Congenital shunts are usually solitary. Acquired shunts are usually multiple, and are caused by portal hypertension in dogs with liver disease. This is most commonly seen in older dogs with cirrhosis, but may also be seen in younger dogs with liver fibrosis caused by lobular dissecting hepatitis.

== Diagnosis ==
Initial diagnosis of PSS is through laboratory bloodwork showing either elevated serum bile acids after eating or elevation of fasting blood ammonia levels, which has been shown to have a higher sensitivity and specificity than the bile acids test. Various diagnostic imaging techniques are used to demonstrate PSS. Ultrasonography is a rapid, convenient, non-invasive, and accurate method for diagnosis of PSS. Ultrasonographic diagnosis of congenital PSS depends on finding an anomalous vessel either in the liver or just caudal to the liver in the dorsal abdomen, usually draining into the caudal vena cava. Ultrasonography can also be used to estimate hepatic volume and vascularity, and to identify related lesions affecting other abdominal structures, such as urinary calculi. Computed tomography (CT) may be considered when ultrasound expertise is lacking or ultrasonography is considered sub-optimal (e.g. because of the conformation of the patient). Control of respiration and careful timing of CT acquisition after contrast injection is necessary for optimal depiction of PSS. Rectal portal scintigraphy using ^{99m}technetium pertechnetate, a technique of imaging involving detection of gamma rays emitted by radionuclides absorbed through the rectum and into the bloodstream, demonstrates the blood vessel bypassing the liver. In certain institutions, scintigraphy is the preferred diagnostic technique, but this leaves the patient radioactive for 24h, which may be inconvenient depending on nursing needs.
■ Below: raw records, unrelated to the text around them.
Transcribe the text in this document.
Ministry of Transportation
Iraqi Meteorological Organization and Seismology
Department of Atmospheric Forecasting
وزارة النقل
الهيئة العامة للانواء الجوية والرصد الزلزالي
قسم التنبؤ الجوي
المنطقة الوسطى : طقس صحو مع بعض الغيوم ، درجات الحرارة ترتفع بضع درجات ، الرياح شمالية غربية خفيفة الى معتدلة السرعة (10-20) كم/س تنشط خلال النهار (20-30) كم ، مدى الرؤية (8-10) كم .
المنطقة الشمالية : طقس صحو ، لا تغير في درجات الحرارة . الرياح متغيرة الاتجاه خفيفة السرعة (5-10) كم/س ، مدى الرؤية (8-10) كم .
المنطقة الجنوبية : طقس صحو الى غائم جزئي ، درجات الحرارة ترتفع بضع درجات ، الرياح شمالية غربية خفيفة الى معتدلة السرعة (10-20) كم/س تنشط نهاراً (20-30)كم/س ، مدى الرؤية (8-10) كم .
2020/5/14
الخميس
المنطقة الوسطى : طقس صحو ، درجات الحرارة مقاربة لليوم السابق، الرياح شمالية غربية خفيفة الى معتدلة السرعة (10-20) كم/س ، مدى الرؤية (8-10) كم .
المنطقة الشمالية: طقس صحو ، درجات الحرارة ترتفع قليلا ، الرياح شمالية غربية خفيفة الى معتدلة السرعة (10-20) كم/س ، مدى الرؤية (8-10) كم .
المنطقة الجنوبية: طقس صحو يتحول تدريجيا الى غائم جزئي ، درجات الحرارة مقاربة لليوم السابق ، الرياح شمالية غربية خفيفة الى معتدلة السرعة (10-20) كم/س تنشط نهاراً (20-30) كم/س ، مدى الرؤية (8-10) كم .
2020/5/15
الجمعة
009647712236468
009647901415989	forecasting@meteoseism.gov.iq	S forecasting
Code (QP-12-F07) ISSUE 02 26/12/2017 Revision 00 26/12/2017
Portal venography is the definitive method for demonstrating PSS, but is invasive, hence it is best reserved for animals with a known shunt or those considered highly likely to have a shunt that was not detectable by ultrasonography.

== Treatment ==
Surgical treatment is best, when it can be performed. Pressure within the portal vein is measured as the shunt is closed, and it must be kept below 20 cm H_{2}O or else portal hypertension will ensue. Methods of shunt attenuation should aim to slowly occlude the vessel over several weeks to months in order to avoid complications associated with portal hypertension. These methods include ameroid ring constrictors, cellophane banding, intravascular or percutaneous silicone hydraulic occluders. The most common methods of attenuation used by veterinarians are ameroid ring constrictors and cellophane banding. Both methods have reportedly good outcomes in both cats and dogs, although the true composition of readily sourced cellophane has been found to be made from plastics (inert) and not cellulose (stimulates a fibrous reaction). Recently, a commercial supplier of regenerated cellulose based cellophane for veterinarians has been established for use of cellophane banding for portosystemic shunts in dogs and cats. Complete closure of extrahepatic shunts results in a very low recurrence rate, while incomplete closure results in a recurrence rate of about 50 percent. However, not all dogs with extrahepatic shunts tolerate complete closure (16 to 68 percent). Intrahepatic shunts are much more difficult to surgically correct than extrahepatic shunts due to their hidden nature, large vessel size, and greater tendency toward portal hypertension when completely closed. When surgery is not an option, PSS is treated as are other forms of liver failure. Antibiotics such as neomycin or metronidazole and other medicines such as lactulose can reduce ammonia production and absorption in the intestines. The prognosis is guarded for any form of PSS.

== Genetics ==
The intrahepatic shunts found in large dog breeds are passed on in a simple autosomal recessive way. Extrahepatic shunts are believed to be a polygenic trait. It is not sex linked.